Farmlands, Control of Flooding and Drainage Patterns

 DEFINITION OF SOIL EROSION

Environmental hazard is a term used for any situation or state of events which poses a threat to the surrounding environment and adversely affect plants and animals

SOIL EROSION is the washing away of the soil by heavy rain or wind resulting to the formation of gullies and landslides and leaving behind silt on which plants can no longer grow.
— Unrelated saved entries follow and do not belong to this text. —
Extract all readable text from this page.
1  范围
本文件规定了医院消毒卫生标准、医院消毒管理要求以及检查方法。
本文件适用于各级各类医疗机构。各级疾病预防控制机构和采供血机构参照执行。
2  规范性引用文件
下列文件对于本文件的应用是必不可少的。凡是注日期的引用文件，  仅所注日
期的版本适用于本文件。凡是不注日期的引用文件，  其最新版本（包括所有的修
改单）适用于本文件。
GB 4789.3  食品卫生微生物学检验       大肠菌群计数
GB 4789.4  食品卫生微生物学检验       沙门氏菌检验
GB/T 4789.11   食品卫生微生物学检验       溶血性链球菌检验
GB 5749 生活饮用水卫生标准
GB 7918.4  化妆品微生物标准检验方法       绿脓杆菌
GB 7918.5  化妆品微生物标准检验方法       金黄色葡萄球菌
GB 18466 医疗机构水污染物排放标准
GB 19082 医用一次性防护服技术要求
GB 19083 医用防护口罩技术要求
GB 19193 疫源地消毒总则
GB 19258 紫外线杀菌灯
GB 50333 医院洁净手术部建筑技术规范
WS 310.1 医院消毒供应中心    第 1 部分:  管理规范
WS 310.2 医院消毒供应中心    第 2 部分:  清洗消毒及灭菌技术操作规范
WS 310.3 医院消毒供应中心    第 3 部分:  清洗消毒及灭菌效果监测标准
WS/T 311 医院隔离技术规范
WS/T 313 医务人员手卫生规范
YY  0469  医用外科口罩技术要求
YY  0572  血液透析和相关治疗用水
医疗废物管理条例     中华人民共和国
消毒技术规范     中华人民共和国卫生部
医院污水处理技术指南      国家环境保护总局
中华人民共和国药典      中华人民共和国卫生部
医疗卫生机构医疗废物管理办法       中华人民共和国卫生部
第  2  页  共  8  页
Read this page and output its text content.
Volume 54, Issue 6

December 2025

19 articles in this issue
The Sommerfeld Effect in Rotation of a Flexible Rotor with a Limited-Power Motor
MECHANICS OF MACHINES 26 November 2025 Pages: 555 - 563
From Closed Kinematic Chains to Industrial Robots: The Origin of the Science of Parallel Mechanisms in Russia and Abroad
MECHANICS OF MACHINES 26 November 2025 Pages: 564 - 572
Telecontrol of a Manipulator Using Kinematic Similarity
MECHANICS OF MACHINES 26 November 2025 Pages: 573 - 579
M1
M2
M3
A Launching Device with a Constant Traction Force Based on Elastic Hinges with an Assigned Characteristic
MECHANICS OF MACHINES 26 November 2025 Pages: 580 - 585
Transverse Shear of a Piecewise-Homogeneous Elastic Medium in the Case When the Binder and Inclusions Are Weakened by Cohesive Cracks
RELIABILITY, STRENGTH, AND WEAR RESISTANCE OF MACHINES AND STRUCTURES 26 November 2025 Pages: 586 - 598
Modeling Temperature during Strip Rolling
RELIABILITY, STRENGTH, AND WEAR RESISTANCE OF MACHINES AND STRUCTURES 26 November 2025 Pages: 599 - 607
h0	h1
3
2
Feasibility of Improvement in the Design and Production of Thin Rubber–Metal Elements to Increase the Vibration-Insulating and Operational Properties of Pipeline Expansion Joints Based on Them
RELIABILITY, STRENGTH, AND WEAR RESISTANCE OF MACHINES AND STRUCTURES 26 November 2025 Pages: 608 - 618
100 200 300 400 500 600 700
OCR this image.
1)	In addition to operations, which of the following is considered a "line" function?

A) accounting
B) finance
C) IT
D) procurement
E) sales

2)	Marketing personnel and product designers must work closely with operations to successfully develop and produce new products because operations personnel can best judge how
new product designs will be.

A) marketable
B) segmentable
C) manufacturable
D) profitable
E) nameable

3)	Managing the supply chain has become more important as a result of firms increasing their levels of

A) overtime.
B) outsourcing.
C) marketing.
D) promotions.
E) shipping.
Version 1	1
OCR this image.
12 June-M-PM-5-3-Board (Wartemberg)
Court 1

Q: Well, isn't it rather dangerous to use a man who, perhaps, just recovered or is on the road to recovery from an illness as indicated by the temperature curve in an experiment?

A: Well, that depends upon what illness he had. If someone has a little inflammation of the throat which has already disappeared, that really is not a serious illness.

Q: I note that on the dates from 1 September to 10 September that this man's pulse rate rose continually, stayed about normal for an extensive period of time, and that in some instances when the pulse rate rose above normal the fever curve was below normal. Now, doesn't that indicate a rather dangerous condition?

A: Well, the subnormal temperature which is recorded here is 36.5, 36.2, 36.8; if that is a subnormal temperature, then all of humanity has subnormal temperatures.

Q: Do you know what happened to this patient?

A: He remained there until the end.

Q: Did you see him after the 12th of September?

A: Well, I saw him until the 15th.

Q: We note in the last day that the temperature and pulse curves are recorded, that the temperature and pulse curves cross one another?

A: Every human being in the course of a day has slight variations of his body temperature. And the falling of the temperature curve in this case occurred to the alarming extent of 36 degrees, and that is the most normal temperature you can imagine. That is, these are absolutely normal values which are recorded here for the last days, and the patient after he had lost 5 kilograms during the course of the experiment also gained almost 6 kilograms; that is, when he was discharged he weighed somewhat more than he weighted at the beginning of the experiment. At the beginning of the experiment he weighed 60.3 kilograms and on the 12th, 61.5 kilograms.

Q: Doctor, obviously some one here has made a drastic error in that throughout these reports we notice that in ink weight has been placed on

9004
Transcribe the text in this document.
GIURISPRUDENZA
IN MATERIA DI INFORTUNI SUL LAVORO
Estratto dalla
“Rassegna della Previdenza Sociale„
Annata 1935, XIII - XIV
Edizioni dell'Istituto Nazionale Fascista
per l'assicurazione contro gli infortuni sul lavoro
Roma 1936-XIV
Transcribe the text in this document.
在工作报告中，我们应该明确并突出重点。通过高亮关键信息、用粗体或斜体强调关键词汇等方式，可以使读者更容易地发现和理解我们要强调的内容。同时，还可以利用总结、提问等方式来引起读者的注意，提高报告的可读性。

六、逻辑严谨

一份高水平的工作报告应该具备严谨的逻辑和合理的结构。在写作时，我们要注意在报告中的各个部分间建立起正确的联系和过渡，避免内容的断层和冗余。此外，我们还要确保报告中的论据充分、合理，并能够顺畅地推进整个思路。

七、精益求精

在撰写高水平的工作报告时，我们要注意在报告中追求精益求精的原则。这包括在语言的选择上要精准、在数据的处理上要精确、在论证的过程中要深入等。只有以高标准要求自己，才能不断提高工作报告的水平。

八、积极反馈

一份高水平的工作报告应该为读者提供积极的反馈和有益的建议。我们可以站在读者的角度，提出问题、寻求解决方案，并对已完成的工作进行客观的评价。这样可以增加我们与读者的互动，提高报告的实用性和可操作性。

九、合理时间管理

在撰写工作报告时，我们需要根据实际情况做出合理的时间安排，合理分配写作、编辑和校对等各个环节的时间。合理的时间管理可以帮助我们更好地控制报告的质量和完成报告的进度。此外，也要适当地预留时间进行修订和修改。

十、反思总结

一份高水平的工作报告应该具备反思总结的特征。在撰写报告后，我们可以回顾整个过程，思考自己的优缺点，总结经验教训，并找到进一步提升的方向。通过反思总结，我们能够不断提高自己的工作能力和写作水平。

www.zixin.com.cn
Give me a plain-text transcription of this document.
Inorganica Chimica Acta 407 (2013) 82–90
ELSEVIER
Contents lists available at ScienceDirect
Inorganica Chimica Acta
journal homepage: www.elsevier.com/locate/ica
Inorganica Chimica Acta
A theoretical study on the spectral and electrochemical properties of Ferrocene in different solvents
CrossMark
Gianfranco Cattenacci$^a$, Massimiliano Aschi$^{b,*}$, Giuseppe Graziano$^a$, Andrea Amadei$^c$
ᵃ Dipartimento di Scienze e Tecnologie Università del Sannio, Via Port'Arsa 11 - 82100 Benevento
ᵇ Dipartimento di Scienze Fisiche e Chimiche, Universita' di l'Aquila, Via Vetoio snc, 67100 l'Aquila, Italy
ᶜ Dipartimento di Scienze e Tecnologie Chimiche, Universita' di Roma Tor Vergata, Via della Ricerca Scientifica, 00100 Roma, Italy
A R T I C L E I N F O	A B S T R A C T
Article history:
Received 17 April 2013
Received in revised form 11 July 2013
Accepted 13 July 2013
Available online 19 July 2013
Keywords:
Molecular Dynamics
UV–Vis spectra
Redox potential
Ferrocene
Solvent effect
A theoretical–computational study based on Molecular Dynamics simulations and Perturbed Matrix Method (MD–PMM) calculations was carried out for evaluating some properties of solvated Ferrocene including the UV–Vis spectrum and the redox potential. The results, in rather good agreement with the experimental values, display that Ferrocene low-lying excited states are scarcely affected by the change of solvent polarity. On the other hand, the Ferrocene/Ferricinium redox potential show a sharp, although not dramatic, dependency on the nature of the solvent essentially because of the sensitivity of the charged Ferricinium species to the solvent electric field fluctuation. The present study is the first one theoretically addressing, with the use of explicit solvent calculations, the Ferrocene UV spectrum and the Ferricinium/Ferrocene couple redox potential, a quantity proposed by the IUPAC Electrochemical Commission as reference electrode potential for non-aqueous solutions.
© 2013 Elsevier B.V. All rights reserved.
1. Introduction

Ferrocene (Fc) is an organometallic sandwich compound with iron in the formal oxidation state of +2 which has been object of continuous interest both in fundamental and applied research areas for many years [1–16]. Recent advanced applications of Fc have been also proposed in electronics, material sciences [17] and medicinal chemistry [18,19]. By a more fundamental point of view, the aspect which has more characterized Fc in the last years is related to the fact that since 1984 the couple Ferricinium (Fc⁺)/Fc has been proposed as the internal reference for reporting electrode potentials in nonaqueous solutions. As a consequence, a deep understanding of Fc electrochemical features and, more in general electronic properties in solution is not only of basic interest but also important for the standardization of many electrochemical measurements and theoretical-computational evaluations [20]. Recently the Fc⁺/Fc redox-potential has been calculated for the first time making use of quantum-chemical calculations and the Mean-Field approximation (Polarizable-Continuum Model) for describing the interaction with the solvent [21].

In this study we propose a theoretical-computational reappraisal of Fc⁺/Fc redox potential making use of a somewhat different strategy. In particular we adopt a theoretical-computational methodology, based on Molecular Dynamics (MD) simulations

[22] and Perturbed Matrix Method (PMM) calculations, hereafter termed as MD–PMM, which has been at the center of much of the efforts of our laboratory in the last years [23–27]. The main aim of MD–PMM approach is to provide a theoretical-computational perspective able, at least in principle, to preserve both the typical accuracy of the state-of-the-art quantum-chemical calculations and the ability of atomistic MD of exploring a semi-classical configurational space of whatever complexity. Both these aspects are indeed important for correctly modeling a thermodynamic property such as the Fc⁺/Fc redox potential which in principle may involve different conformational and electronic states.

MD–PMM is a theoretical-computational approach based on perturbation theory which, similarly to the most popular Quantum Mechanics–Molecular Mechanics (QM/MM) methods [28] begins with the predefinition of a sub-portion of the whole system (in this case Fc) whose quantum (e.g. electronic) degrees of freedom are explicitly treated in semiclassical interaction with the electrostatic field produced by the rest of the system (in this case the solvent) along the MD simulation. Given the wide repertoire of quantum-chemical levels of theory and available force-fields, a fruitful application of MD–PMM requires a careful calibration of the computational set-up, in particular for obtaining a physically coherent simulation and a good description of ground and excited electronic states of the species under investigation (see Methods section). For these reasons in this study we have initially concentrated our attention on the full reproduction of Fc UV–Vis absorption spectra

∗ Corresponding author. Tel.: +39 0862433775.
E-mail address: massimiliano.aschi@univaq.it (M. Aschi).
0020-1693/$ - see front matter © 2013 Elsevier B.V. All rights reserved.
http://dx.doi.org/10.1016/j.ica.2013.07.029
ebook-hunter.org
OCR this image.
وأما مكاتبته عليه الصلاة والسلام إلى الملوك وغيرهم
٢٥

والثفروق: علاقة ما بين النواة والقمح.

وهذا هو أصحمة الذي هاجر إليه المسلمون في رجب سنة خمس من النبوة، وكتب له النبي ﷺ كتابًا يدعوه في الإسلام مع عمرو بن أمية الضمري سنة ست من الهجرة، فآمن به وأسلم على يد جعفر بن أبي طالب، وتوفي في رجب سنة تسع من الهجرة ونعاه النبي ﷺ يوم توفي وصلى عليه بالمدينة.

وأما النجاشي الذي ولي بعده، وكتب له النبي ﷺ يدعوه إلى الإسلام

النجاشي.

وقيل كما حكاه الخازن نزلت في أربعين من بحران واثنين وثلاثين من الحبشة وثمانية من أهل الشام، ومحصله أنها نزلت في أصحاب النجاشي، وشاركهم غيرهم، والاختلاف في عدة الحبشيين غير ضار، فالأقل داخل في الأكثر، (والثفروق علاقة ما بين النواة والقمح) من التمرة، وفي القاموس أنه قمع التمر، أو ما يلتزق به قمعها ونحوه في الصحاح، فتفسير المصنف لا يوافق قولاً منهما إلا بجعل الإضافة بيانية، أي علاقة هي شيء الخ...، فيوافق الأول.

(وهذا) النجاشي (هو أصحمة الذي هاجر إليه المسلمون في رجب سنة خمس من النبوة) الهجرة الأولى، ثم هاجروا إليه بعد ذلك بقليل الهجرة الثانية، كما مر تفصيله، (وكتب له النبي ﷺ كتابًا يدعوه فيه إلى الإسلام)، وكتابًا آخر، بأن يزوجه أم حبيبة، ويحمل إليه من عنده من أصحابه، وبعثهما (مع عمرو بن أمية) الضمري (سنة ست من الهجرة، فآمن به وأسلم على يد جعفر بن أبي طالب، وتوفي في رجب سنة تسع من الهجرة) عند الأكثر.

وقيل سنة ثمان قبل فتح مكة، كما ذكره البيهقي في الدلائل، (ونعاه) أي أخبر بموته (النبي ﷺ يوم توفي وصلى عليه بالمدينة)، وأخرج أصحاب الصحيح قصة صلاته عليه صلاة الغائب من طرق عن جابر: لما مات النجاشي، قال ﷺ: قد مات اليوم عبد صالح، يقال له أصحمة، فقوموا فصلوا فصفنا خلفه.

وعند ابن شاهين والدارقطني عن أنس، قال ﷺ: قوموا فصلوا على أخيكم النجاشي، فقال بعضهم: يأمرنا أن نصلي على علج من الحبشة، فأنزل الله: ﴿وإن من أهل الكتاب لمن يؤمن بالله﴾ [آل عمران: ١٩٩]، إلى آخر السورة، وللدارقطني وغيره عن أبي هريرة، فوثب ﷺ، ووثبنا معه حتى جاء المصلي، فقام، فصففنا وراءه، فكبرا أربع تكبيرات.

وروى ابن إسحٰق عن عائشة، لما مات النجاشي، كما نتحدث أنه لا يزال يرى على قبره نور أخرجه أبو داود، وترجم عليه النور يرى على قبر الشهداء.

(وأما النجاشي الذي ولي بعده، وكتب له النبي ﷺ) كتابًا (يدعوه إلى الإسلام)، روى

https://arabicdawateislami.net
Soil erosion can also be defined as the removal of topsoil faster than the soil-forming processes can replace it, due to the natural, animal, and human activity (overgrazing, over-cultivation, forest clearing, mechanized farming, etc.). Soil erosion results in land infertility leading to desertification and devastating flooding.
CAUSES OF SOIL EROSION

  1. Excessive Rainfall: Due to excessive rainfall, the top fertile soil is washed away.
  2. Human activities: Human activities accelerate the disappearance of a protective cover of natural vegetation and cause soil erosion.
  3. Overgrazing: Overgrazing leads to the absence of ground vegetation, causes gradual depletion of soil organisms, and soil erosion.
  4. Land use: Humans play a major role in soil erosion through their use and abuse of natural resources, for example, deforestation, grazing, arable land use, faulty farming systems, high crop intensity, construction, mining, etc.
  5. Climate: The two most important climatic factors having a direct effect on erosion are precipitation and wind velocity.
  6. Landforms: Slope, gradient, slope length, and shape of the slope are the important variables of landforms that affect erosion processes for all types of soil erosion, e.g., splash, sheet, rill, and gully erosion.